My recipe box is made of cedar and sized to hold 3"x5" cards. On the cover is written, in script, "recipes," and in the upper left corner, almost faded, "Yosemite National Park." This box was a gift from Ela when he was but a little, little boy and spent a vacation at Yosemite with his dad and stepfamily. Pieces of frayed blue cardboard divide the box into sections with my handwritten categories: "Desserts" (first), "Bread," "Main Dishes," "Other." Recipes are stained, blotted, blurred, torn. They are written on the backs of things: a shopping list, a grocery receipt, some unknown person's prescription (July 1971), a photocopied poem by James Whitcomb Riley, a yellow scratchpad paper from Leo. M. Philpott Co. ( Seattle, Spokane, Portland—equipment and supplies for contractors). Recipes are written on heavy brown paper; tissue-paper-thin, beige paper, on both sides, with the ink showing through; lined notebook paper; colored 3"x5" cards (yellow, dark pink, white, blue). They were emailed ("Re: Re [2]: Cassatta?"), quickly jotted down from the radio, torn from cookbooks, magazines, newspapers, and cream cheese and phyllo cartons. Some cards are just notes: "Use plump soft raisins in cooking: pour boiling water over raisins and let them stand; then drain them well. Or place raisins in a sieve and steam them over boiling water." "Separate eggs by passing the yolk from one half of the broken shell to the other until all the white has drained into the bowl. Or do it the way the French do: pour the egg into your outstretched fingers and hold onto the yolk while the white drips through your fingers."

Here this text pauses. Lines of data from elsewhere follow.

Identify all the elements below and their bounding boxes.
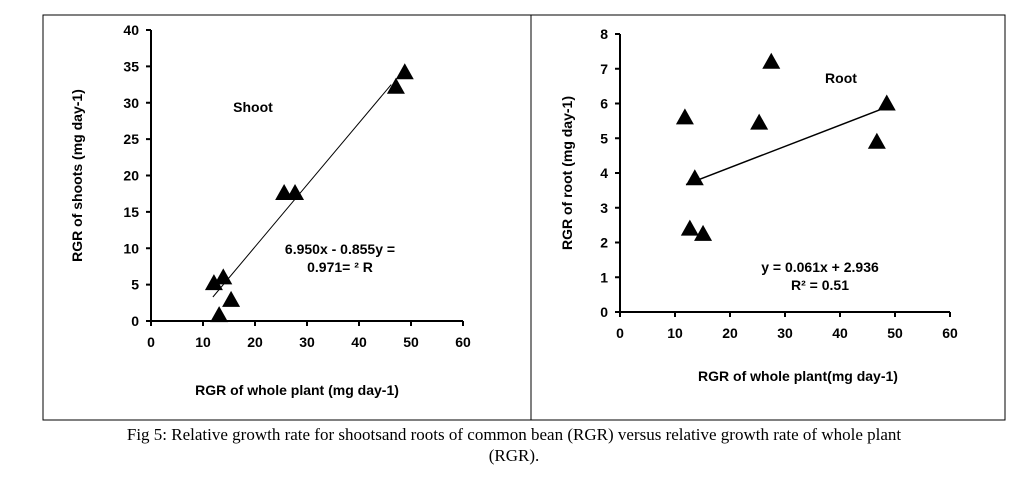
r-squared-label: R² = 0.51 xyxy=(791,277,849,293)
y-tick-label: 25 xyxy=(123,131,139,147)
triangle-marker xyxy=(762,52,781,69)
triangle-marker xyxy=(694,224,713,241)
x-tick-label: 40 xyxy=(351,334,367,350)
x-tick-label: 20 xyxy=(247,334,263,350)
triangle-marker xyxy=(395,63,414,80)
y-tick-label: 0 xyxy=(131,313,139,329)
x-tick-label: 30 xyxy=(299,334,315,350)
y-tick-label: 2 xyxy=(600,235,608,251)
x-axis-label: RGR of whole plant (mg day-1) xyxy=(195,382,399,398)
y-tick-label: 5 xyxy=(600,130,608,146)
triangle-marker xyxy=(214,268,233,285)
y-tick-label: 5 xyxy=(131,277,139,293)
x-tick-label: 40 xyxy=(832,325,848,341)
triangle-marker xyxy=(867,132,886,149)
y-tick-label: 40 xyxy=(123,22,139,38)
x-tick-label: 30 xyxy=(777,325,793,341)
trendline-equation: y = 0.061x + 2.936 xyxy=(761,259,879,275)
trendline-equation: 6.950x - 0.855y = xyxy=(285,241,395,257)
x-tick-label: 60 xyxy=(942,325,958,341)
y-tick-label: 8 xyxy=(600,26,608,42)
caption-line-2: (RGR). xyxy=(488,446,540,465)
triangle-marker xyxy=(204,274,223,291)
r-squared-label: 0.971= ² R xyxy=(307,259,373,275)
trendline xyxy=(685,107,885,186)
x-tick-label: 50 xyxy=(403,334,419,350)
y-tick-label: 0 xyxy=(600,304,608,320)
triangle-marker xyxy=(222,290,241,307)
x-tick-label: 0 xyxy=(147,334,155,350)
triangle-marker xyxy=(680,219,699,236)
y-tick-label: 15 xyxy=(123,204,139,220)
y-tick-label: 7 xyxy=(600,61,608,77)
x-tick-label: 20 xyxy=(722,325,738,341)
x-tick-label: 10 xyxy=(667,325,683,341)
y-tick-label: 4 xyxy=(600,165,608,181)
x-tick-label: 60 xyxy=(455,334,471,350)
triangle-marker xyxy=(386,77,405,94)
root-chart: 0 10 20 30 40 50 60 0 1 2 3 4 5 6 7 8 RGR of whole plant… xyxy=(559,26,958,384)
series-label: Shoot xyxy=(233,99,273,115)
x-tick-label: 50 xyxy=(887,325,903,341)
x-tick-label: 0 xyxy=(616,325,624,341)
triangle-marker xyxy=(286,183,305,200)
shoot-chart: 0 10 20 30 40 50 60 0 5 10 15 20 25 30 35 40 RGR of whol… xyxy=(69,22,471,398)
triangle-marker xyxy=(210,306,229,323)
triangle-marker xyxy=(877,94,896,111)
y-tick-label: 30 xyxy=(123,95,139,111)
y-axis-label: RGR of shoots (mg day-1) xyxy=(69,89,85,262)
y-tick-label: 35 xyxy=(123,58,139,74)
x-tick-label: 10 xyxy=(195,334,211,350)
y-tick-label: 1 xyxy=(600,269,608,285)
x-axis-label: RGR of whole plant(mg day-1) xyxy=(698,368,898,384)
y-axis-label: RGR of root (mg day-1) xyxy=(559,96,575,250)
y-tick-label: 20 xyxy=(123,168,139,184)
triangle-marker xyxy=(685,169,704,186)
triangle-marker xyxy=(675,108,694,125)
trendline xyxy=(212,84,392,298)
figure-caption: Fig 5: Relative growth rate for shootsan… xyxy=(0,424,1028,466)
y-tick-label: 10 xyxy=(123,240,139,256)
figure-frame xyxy=(42,14,1006,421)
caption-line-1: Fig 5: Relative growth rate for shootsan… xyxy=(126,425,902,444)
y-tick-label: 3 xyxy=(600,200,608,216)
triangle-marker xyxy=(750,113,769,130)
series-label: Root xyxy=(825,70,857,86)
y-tick-label: 6 xyxy=(600,96,608,112)
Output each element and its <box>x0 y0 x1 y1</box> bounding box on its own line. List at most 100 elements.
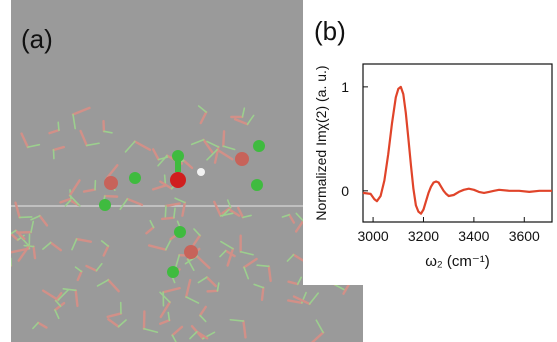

To open this box is to let loose not only all the odors of a kitchen in use but also the whole chronology of my cooking life: my student days, my hippy sojourn, my mountain living vegetarianism, the return to eating meat. From this box fly, on the odorous wings of recipes, memories of childhood and a flash of scenes from potlucks, dinner parties, and picnics. From it swarms a crowd of faces of family, friends, and cooks of all calibers and levels of passion. Most of all, what pours out when I open my recipe box is stories.
For this and the next six posts I'll tell some of the stories associated with recipes in my recipe box. The first is about a cake that, by family lore, is called the horrible cake.
Family legend has it that my mother first made this cake when my brother, Lee, the youngest of five children and the only boy, was very little. He wasn't sure he liked it. My father said, mockingly, "Oh, it's a horrible cake," to discourage Lee from eating any (so there would be more for him, of course). From that time on, the apple cake has been known as the "horrible cake." I don't know whether Lee understood the subterfuge at the time, but certainly now he likes horrible cake as well as the rest of us.
Next week: "A Box of Stories (2): September 11, 2001, in Sweden"
DAD'S HORRIBLE CAKE (Apple cake)
serves: 12
I cup cooking oil
2 cups sugar
2 cups sugar
3 eggs
2-3 apples
3 cups flour
1 teaspoon salt
1 teaspoon baking soda
2 teaspoons vanilla
Preparation
Grease 2 9" cake pans. Beat the eggs. Chop the apples. To prevent them from browning, put them in a bowl of cold water with the juice of about half a lemon. Do not preheat the oven.
To make
Mix together the oil, sugar, and beaten eggs. Add the chopped apples. Into this mixture sift the flour, salt, and baking soda. Add the vanilla. Pour the batter into the prepared pan and put it in a cold oven. Turn the temperature to 325º and bake 45 minutes, or until the cake tests done.
Easy caramel frosting
Though my mother served this cake without any frosting, and it's very good that way, the following is a delicious addition.
Ingredients
3 tablespoons butter
4 1/2 tablespoons milk
3/4 cup brown sugar, packed
1 1/2 cups confectioner's sugar
3/4 teaspoon vanilla
To make
Melt butter over medium heat. Mix in milk and brown sugar and boil vigorously 1 minute. Remove from heat and beat in half the confectioner's sugar. Let the mixture cool slightly, then beat in remaining confectioner's sugar and vanilla. Add more milk, if necessary, to achieve a spreadable consistency.